Сердито отдуваясь, Луций вошел следом за евнухом в роскошную залу. Нехотя кивнул приветливо улыбнувшемуся хозяину.
– Встретил старого знакомого? – подводя римлянина к креслу с пурпурными подушками, спросил Эвдем, делая знак управляющему удалиться. – Я понимаю, он оживил в тебе неприятные воспоминания. Но, право, это безобиднейшее и самое покорное на свете существо! Забудь о нем, словно его никогда не существовало. Тем более, что это святая правда: как только он окажет мне небольшую услугу, мои люди превратят его в воздух, землю, траву… Они, в отличие от меня, не поэты, но дело свое знают. Лучше скажи, как тебе спалось в моем дворце, не испытываешь ли ты в чем нужду или недостаток?

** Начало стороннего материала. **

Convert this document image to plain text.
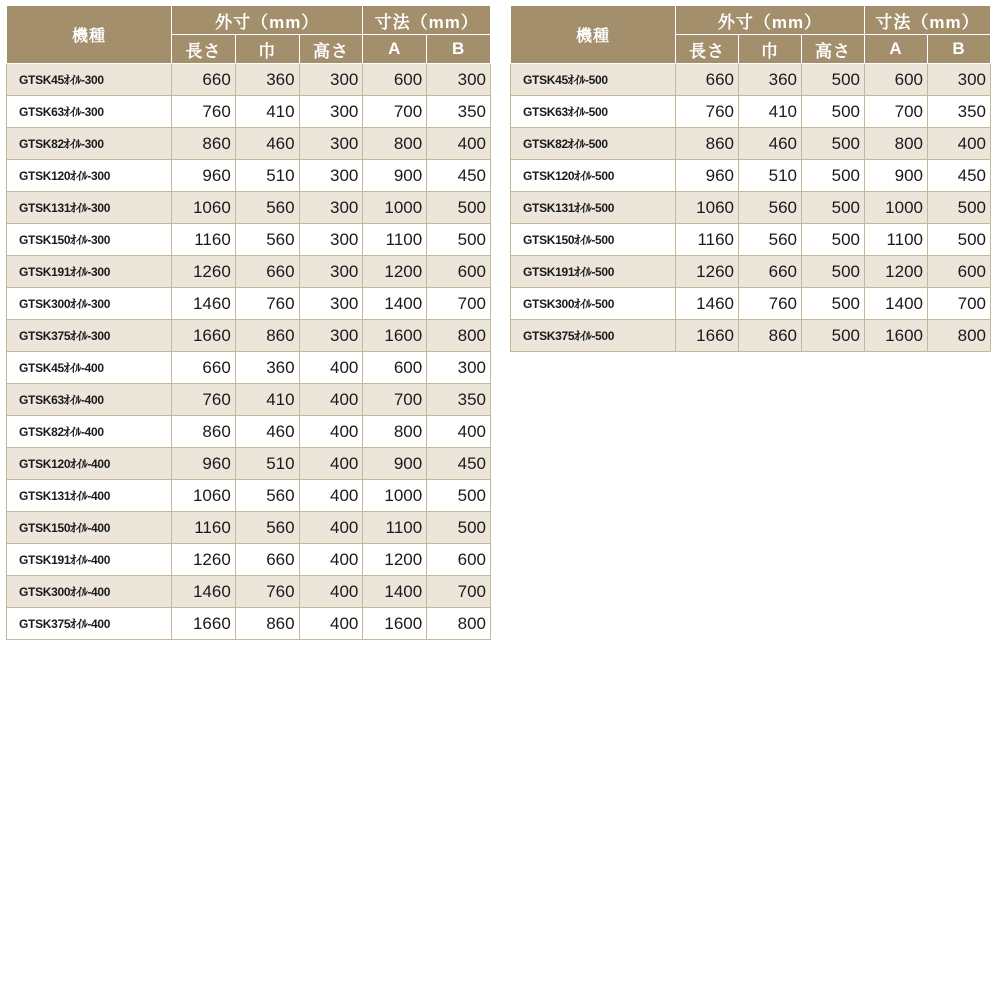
機種	外寸（mm）			寸法（mm）	
	長さ	巾	高さ	A	B
GTSK45ｵｲﾙ-300	660	360	300	600	300
GTSK63ｵｲﾙ-300	760	410	300	700	350
GTSK82ｵｲﾙ-300	860	460	300	800	400
GTSK120ｵｲﾙ-300	960	510	300	900	450
GTSK131ｵｲﾙ-300	1060	560	300	1000	500
GTSK150ｵｲﾙ-300	1160	560	300	1100	500
GTSK191ｵｲﾙ-300	1260	660	300	1200	600
GTSK300ｵｲﾙ-300	1460	760	300	1400	700
GTSK375ｵｲﾙ-300	1660	860	300	1600	800
GTSK45ｵｲﾙ-400	660	360	400	600	300
GTSK63ｵｲﾙ-400	760	410	400	700	350
GTSK82ｵｲﾙ-400	860	460	400	800	400
GTSK120ｵｲﾙ-400	960	510	400	900	450
GTSK131ｵｲﾙ-400	1060	560	400	1000	500
GTSK150ｵｲﾙ-400	1160	560	400	1100	500
GTSK191ｵｲﾙ-400	1260	660	400	1200	600
GTSK300ｵｲﾙ-400	1460	760	400	1400	700
GTSK375ｵｲﾙ-400	1660	860	400	1600	800
機種	外寸（mm）			寸法（mm）	
	長さ	巾	高さ	A	B
GTSK45ｵｲﾙ-500	660	360	500	600	300
GTSK63ｵｲﾙ-500	760	410	500	700	350
GTSK82ｵｲﾙ-500	860	460	500	800	400
GTSK120ｵｲﾙ-500	960	510	500	900	450
GTSK131ｵｲﾙ-500	1060	560	500	1000	500
GTSK150ｵｲﾙ-500	1160	560	500	1100	500
GTSK191ｵｲﾙ-500	1260	660	500	1200	600
GTSK300ｵｲﾙ-500	1460	760	500	1400	700
GTSK375ｵｲﾙ-500	1660	860	500	1600	800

– В твоем дворце впору останавливаться самим богам! – искренне воскликнул Луций. – А твоим гостеприимством и щедростью остался бы, наверное, доволен сам Юпитер! Эта подаренная армии Рима партия оливкового масла, роскошная туника, твоя забота о моем безопасном передвижении по Пергаму…
– Пустяки! – мягко перебил Луция Эвдем.
– Твой дом, наверное, богаче дворца самого царя! – вкрадчиво заметил Луций, осторожно подталкивая разговор к Атталу. – И прекраснее!
– Богаче – да, – кивнул Эвдем и виновато пожал плечами. – Но – не прекраснее!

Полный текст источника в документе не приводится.